Parfois, elle se sent si seule qu’elle cherche du réconfort dans les bras d’un homme de passage — le temps d’une nuit, pour tromper le manque. Sa route continue de missions en missions, son sac à dos bien harnaché. Martin ne lui a jamais demandé de venir à lui, alors elle marche.
Jusqu’à l’appel d’Irène.

Les lettres s’usent plus vite que sa mémoire. Le papier jaunit, l’encre pâlit, les mots s’effacent — et pourtant elle les relit, encore et encore, pour retenir l’écho d’une voix lointaine. Elle les glisse dans un film protecteur, comme des objets rares, des reliques à sauvegarder précieusement. Elle peut tout perdre, sauf ses lettres. Elle ne sait pas encore qu’il y a d’autres choses à perdre, qu’il est déjà trop tard.

Hélène a peur. Peur d’elle, de lui, du temps qui les a façonnés séparément. Peur que la distance ait travesti la réalité, qu’elle ait embelli à tort ce qu’ils sont.

Longtemps, elle croit que le temps travaille pour eux, qu’il polit leur lien, qu’il l’élève. Pour la première fois, elle doute de son allégeance. Le temps peut tromper les cœurs — elle en a la preuve maintenant.

Elle redoute de ne pas être à la hauteur de Martin, ce garçon devenu homme à l’abri de son regard. L’a-t-elle idéalisé ? Se connaître si intimement sans jamais partager le réel — la vaisselle, la fatigue, le silence du matin — n’est-ce pas une illusion ?

Ils passent des heures à s’écouter sans se voir, livrés aux seules nuances de leurs voix, persuadés qu’ils se comprennent. Et pourtant, quelque chose glisse : sous la fraternité, un feu plus ancien, plus dangereux, prend. Un désir neuf, presque effrayant. Hélène le cherche entre les lignes, dans les pauses, les hésitations, les respirations du combiné, sans jamais en être sûre.

Un matin, un peu trop chaud pour rester enfermée, elle décide d’en finir avec le doute.

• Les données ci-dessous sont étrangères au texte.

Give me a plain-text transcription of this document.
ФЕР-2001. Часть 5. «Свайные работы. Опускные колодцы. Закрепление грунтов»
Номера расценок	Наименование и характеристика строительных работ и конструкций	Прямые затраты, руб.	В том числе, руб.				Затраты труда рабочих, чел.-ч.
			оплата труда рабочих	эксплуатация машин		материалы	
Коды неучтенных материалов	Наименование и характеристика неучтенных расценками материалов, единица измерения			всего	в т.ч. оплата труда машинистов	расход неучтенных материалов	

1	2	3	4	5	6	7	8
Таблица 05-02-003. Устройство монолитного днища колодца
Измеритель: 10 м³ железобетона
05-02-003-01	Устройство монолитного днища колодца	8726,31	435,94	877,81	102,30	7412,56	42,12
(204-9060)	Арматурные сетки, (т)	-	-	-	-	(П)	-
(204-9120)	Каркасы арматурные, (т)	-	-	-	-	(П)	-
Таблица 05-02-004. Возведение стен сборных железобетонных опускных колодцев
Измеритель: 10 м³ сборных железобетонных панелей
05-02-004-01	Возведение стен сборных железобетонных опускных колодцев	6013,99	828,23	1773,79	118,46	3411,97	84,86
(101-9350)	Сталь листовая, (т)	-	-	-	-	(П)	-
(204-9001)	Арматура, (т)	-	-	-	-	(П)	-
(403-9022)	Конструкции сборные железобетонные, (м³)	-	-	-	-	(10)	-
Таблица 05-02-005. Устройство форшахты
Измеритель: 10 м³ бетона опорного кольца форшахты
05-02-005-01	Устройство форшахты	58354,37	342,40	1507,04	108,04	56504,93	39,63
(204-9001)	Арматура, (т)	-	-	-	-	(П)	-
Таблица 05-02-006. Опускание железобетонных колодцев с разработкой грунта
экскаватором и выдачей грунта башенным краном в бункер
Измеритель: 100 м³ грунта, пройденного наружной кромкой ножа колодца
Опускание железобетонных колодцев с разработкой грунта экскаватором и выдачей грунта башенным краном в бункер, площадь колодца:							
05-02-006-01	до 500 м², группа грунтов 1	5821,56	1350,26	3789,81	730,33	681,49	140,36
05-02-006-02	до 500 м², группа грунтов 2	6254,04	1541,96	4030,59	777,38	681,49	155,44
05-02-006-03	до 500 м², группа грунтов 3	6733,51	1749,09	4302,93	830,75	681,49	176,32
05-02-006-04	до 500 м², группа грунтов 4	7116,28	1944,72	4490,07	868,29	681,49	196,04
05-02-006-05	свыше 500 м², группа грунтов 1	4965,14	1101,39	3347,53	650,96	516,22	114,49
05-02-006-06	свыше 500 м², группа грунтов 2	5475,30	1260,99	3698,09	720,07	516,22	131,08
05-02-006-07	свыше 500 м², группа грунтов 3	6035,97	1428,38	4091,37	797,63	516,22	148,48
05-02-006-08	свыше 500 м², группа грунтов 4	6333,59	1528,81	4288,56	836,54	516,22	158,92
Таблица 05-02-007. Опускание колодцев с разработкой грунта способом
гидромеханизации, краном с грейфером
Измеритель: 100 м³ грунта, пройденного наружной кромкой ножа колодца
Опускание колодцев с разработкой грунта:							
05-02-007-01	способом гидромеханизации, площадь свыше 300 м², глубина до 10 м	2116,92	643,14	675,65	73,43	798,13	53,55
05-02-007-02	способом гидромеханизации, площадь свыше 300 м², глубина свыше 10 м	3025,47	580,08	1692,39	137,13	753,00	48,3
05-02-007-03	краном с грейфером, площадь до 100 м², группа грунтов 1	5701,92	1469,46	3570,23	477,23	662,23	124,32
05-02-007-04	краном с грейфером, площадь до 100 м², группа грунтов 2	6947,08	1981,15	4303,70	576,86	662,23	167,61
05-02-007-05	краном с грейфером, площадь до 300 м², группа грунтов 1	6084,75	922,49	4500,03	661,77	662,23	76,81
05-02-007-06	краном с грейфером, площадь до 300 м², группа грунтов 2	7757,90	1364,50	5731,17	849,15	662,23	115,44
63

Elle hésite trois fois avant d’appuyer sur le bouton vert. Sa main tremble ; elle la cache dans sa manche. Quand il décroche, sa voix lui échappe — un simple « Salut » trop sec, trop rapide.

« Je suis dans le coin. » Elle ment trop vite.

Elle entend son propre mensonge résonner comme une pierre dans un puits. Il accepte tout de suite de la revoir. Sa joie traverse la ligne comme une bouffée d’air.

Elle raccroche, le cœur en désordre.

Elle demande à Irène de rendre visite à sa mère, prend les clés et saute dans sa voiture. Sur le siège passager, les lettres tressautent à chaque virage, comme si elles se réjouissaient du voyage.

Hélène, elle, n’ose plus respirer.

La route file sous ses yeux sans qu’elle voie le paysage. Elle roule trop vite, tapote le volant, imagine mille scénarios : ses premiers mots, son sourire, sa main tendue. Chaque possibilité la brûle. Le moteur ronronne.

Elle se rapproche de lui. Cette simple idée suffit à apaiser ses craintes — ou à les raviver.

Elle murmure presque :

« Cent ans… »

Comme si le temps allait encore lui fausser compagnie.

Terminé le gâchis.

C’est ce qu’elle croit, du moins. La route s’étire devant elle, droite, infinie. Pourtant, chaque virage ressemble à un souvenir, chaque ligne droite à une attente. Elle voudrait y croire : qu’il existe un point d’arrivée, une promesse d’apaisement.

Le vent s’engouffre par la fenêtre entrouverte. Il lui fouette le visage.

Une inquiétude se glisse, fine comme une écharde : le gâchis ne meurt jamais, il trouve juste une nouvelle forme.